Read members’ comments [6]

Nose, er, mouth candy
Riva Soucie
 


One of Rideau Bakery's deep-fried goodies
photo: Christina Riley

Forget the diet, indulge in the white stuff

Something about this time of year finds me making lists. Two weeks ago, I wrote a list about how to eat for cheap ("Eating light," November 30). Well, I've got yet another one for you: Bucking the seasonal trend of suggesting ways to lose that post-Xmas weight, here's a piece on how to continue insulating yourself over the next month or so.

In December, I sometimes get a craving for my mother's shortbread, of which butter and icing sugar are the main ingredients. Each cookie is perfectly patterned since she pushes the dough through a metal press before baking them. But baking is far too meticulous for me, a happy member of a generation that thinks Blundstones are work boots and shops online for curtains rather than sewing them by hand.

Luckily, Ottawa has a few spots to sate a sweet tooth.

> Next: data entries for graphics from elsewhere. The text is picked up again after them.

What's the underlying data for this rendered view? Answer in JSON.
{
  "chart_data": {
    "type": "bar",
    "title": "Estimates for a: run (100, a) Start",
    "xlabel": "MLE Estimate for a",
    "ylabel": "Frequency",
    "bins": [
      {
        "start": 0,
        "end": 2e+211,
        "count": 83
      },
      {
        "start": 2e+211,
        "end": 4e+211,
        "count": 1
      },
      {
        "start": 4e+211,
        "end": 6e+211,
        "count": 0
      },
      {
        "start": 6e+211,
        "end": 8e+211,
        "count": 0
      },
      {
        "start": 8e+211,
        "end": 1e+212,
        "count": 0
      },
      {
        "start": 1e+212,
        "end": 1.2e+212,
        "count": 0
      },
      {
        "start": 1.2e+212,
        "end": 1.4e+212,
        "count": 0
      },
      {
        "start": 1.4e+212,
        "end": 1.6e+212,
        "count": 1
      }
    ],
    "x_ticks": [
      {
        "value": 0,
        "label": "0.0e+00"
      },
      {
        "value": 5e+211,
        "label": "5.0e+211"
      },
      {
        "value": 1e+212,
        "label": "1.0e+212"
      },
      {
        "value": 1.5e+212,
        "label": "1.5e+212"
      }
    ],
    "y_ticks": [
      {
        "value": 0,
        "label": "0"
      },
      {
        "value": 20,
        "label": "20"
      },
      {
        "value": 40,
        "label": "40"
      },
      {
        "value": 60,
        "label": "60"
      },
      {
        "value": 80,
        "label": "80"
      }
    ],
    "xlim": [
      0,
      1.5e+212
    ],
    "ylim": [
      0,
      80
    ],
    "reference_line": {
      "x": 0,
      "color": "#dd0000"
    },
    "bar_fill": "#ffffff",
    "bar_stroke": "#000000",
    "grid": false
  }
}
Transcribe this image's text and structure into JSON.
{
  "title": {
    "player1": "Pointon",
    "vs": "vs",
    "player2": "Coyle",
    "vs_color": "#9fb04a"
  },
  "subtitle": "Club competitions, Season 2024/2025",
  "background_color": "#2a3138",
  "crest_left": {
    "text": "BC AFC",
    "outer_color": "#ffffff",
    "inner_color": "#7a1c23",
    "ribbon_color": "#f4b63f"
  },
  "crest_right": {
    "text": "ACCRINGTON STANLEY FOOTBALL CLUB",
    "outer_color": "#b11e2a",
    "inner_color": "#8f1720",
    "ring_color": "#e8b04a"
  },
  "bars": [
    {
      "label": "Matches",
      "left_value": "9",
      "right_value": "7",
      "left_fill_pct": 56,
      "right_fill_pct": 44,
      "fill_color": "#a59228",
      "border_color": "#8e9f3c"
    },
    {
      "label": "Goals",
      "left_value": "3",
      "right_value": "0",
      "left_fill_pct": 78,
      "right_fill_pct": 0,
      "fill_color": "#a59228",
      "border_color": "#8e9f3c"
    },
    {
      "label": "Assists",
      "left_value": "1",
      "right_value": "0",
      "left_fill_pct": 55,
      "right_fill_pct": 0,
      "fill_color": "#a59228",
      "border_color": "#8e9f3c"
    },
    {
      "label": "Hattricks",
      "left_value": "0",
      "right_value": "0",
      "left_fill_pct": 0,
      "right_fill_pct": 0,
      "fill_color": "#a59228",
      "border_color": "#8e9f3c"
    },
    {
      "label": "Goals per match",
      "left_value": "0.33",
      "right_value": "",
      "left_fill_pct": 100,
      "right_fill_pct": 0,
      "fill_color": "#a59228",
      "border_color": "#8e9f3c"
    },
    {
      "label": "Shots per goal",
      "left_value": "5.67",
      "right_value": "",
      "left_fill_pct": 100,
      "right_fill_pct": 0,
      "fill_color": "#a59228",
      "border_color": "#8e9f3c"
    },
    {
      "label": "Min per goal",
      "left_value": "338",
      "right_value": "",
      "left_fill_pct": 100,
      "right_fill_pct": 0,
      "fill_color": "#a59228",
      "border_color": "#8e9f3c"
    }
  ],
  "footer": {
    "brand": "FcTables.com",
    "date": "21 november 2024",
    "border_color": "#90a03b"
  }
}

If, like me, you crave plain old cookies, order up a few dozen sweet or savoury shorts from Crumble (www.crumblecookies.com), which bakes in such toothsome flavours as butter pecan, parmesan with sun-dried tomato, and cheddar and rosemary. The local company even does three sizes: bites, cookies and fingers. I got a bag of the lemon cranberry, ate three in rapid succession, and then had to hide the rest of the bag.

Sometimes, though, I need to feed a special diet, so I tromp on down to Ottawa South where Trillium Bakery serves up desserts that are free of wheat, sugar, dairy, or whatever other nasty I'm avoiding on a given day. They
also make a mean Chelsea bun (like Wild Oat's famous sticky buns, only less sugary and with nuts). Bread and Sons Bakery is worth a visit too, especially if the health kick you're on is all-organic.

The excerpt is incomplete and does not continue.